In order to try to lessen their tide of anxiety, the district announced a partnership with a local non-profit whose mission is to make the entire transition easier on students.
At the Oct. 22 board of education meeting, representatives with I Know I Can spoke about the program and their plan to implement college and career readiness at the high school level.
According to executive director Katina Fullen, there will be a two-team staff at each high school, one to serve freshmen and sophomores, and the other to serve juniors and seniors.
The personnel serving the freshmen and sophomores are called “success coaches,” and their job is to motivate students and get them excited about higher education.
“The ultimate goal is to make sure they are on track for the next grade,” Fullen said.
The personnel serving the juniors and seniors are called “college advising managers,” and their job is to prepare students on filling out applications, seeking scholarships, studying for examinations and continuing to motivate them for the next step.
Throughout this process, the I Know I Can staff will also work with educators and counselors regarding test scores, grade point averages, and personal goals of the students.
During the presentation, board member Mindy Garverick asked Fullen if this program was available to every student.
She replied that it was.
“They will need to work hard to avoid us,” she joked
While the pilot program – which is being funded through grants by Columbus State Community College and the Franklin County Department of Job and Family Services – kicked off earlier this year, there are already two I Know I Can employees at Franklin Heights and Westland High Schools. There is one employee at Central Crossing and one at Grove City High School. Stewart said come January, one additional employee will be added at each of the latter two schools.
Stewart said though this program is in its infancy, an impact is already being felt.

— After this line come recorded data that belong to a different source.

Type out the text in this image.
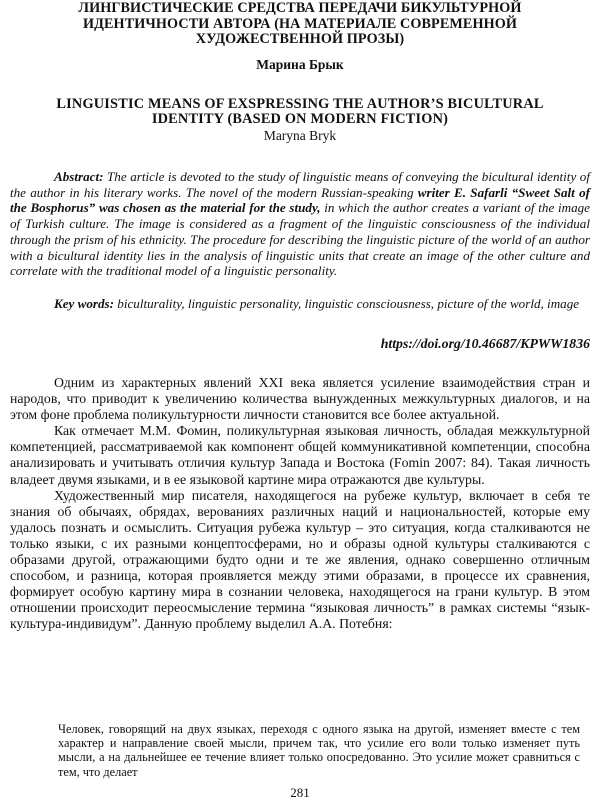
ЛИНГВИСТИЧЕСКИЕ СРЕДСТВА ПЕРЕДАЧИ БИКУЛЬТУРНОЙ
ИДЕНТИЧНОСТИ АВТОРА (НА МАТЕРИАЛЕ СОВРЕМЕННОЙ
ХУДОЖЕСТВЕННОЙ ПРОЗЫ)
Марина Брык
LINGUISTIC MEANS OF EXSPRESSING THE AUTHOR’S BICULTURAL
IDENTITY (BASED ON MODERN FICTION)
Maryna Bryk
Abstract: The article is devoted to the study of linguistic means of conveying the bicultural identity of the author in his literary works. The novel of the modern Russian-speaking writer E. Safarli “Sweet Salt of the Bosphorus” was chosen as the material for the study, in which the author creates a variant of the image of Turkish culture. The image is considered as a fragment of the linguistic consciousness of the individual through the prism of his ethnicity. The procedure for describing the linguistic picture of the world of an author with a bicultural identity lies in the analysis of linguistic units that create an image of the other culture and correlate with the traditional model of a linguistic personality.
Key words: biculturality, linguistic personality, linguistic consciousness, picture of the world, image
https://doi.org/10.46687/KPWW1836

Одним из характерных явлений XXI века является усиление взаимодействия стран и народов, что приводит к увеличению количества вынужденных межкультурных диалогов, и на этом фоне проблема поликультурности личности становится все более актуальной.

Как отмечает М.М. Фомин, поликультурная языковая личность, обладая межкультурной компетенцией, рассматриваемой как компонент общей коммуникативной компетенции, способна анализировать и учитывать отличия культур Запада и Востока (Fomin 2007: 84). Такая личность владеет двумя языками, и в ее языковой картине мира отражаются две культуры.

Художественный мир писателя, находящегося на рубеже культур, включает в себя те знания об обычаях, обрядах, верованиях различных наций и национальностей, которые ему удалось познать и осмыслить. Ситуация рубежа культур – это ситуация, когда сталкиваются не только языки, с их разными концептосферами, но и образы одной культуры сталкиваются с образами другой, отражающими будто одни и те же явления, однако совершенно отличным способом, и разница, которая проявляется между этими образами, в процессе их сравнения, формирует особую картину мира в сознании человека, находящегося на грани культур. В этом отношении происходит переосмысление термина “языковая личность” в рамках системы “язык-культура-индивидум”. Данную проблему выделил А.А. Потебня:

Человек, говорящий на двух языках, переходя с одного языка на другой, изменяет вместе с тем характер и направление своей мысли, причем так, что усилие его воли только изменяет путь мысли, а на дальнейшее ее течение влияет только опосредованно. Это усилие может сравниться с тем, что делает

281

“This summer they held a boot camp for ACT preparation,” he explained. “There were over 130 students who participated, which is phenomenal.”
Another positive result of the program, he said, was the recent college application day at Westland where hundreds of students filled out applications for college and completed their FAFSA forms.
“I think this program will truly be outstanding for our district.”
He said it was important for the district to become involved in this partnership because of their mutual goals in breaking barriers for students.
“As I said before, the prospect and preparation for college can be overwhelming,” Stewart said. “By implementing these services and working together, I think it will go a long way in breaking down barriers and lessening the fears that many of these students have.”
The I Know I Can program was established in 1988 and has been active in the Columbus City Schools district throughout that time. Recently, the program has expanded due to grant funding and is now at SWCS and at Whitehall.